Rockville, MD Even though the FDA held hearings about how AquAdvantage Salmon should be labeled the day after hearings about if it should be approved this week, it said it has not decided yet about the genetically engineered fish.
Unfortunately, its invited speakers didn't get the memo.
Presenting to the Veterinary Medicine Advisory Committee (VMAC) on Monday, Yonathan Zohar, from the Center of Marine Biotechnology at the University of Maryland, extolled the "promise" of aquaculture and bashed Greenpeace and other groups who are against growing "fish in cages."

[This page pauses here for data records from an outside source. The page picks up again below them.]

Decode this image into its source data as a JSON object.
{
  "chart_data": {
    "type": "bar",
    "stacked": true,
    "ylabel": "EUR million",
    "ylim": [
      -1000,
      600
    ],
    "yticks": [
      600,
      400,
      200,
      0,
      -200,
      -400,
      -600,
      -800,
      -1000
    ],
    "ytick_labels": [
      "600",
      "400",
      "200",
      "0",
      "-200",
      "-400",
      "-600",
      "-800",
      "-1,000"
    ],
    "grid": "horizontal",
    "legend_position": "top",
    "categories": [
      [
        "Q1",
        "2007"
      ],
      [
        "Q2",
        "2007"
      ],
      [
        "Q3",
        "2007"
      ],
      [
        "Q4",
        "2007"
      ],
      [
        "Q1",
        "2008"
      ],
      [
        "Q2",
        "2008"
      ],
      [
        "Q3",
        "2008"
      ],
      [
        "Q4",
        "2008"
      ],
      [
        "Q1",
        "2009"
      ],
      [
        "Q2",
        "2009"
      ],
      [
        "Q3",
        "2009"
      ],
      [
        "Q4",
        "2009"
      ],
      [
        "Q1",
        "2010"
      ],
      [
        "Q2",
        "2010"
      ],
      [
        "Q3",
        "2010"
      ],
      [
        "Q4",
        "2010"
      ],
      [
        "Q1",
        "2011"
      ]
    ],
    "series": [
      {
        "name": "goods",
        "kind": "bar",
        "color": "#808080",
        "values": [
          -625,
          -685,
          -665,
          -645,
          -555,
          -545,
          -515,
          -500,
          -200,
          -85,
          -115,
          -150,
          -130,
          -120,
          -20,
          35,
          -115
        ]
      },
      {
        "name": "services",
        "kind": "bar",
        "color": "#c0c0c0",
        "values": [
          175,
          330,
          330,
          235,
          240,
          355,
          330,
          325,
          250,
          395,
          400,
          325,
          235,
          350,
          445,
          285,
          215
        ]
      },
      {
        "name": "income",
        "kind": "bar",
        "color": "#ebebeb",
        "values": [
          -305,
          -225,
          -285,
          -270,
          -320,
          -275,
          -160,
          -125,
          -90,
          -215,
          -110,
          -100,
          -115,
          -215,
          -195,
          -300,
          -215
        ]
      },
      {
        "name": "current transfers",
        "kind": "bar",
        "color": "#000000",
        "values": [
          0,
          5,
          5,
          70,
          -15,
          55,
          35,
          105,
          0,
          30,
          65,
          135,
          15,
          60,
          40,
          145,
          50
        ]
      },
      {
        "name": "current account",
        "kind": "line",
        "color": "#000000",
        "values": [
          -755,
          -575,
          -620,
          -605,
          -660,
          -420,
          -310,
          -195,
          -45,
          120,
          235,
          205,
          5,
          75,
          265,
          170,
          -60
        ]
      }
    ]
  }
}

And, Alison Van Eenennaam, with the Department of Animal Science at University of California-Davis, declared during labeling hearings on Tuesday, that GE salmon "poses no additional risk," criticized the New York Times' AquAdvantage Salmon coverage and laughed at peanut allergy labels. She also served on the veterinary committee advising the FDA, the previous day.
The AquAdvantage Salmon was created by inserting the coding sequence from a chinook salmon growth hormone gene, under control of an ocean pout gene, into wild Atlantic salmon. The resulting fish grows twice as fast as wild Atlantic salmon, reaching its full size in 18 months instead of three years.
Though the fish, all female, are 95 to 99 percent sterile, Boston-based Aqua Bounty Technologies' (ABT), its developer, says eggs will be grown on Prince Edward Island in Canada and adults in Panama because the respective marine environments discourage survival of escapees.
The FDA has approved GE crops, genetically modified bovine growth hormone (BGH) used in milk and, last year, a goat with human genes to create a blood clotting drug. But the AquAdvantage Salmon is the first GE animal whose flesh will actually be eaten.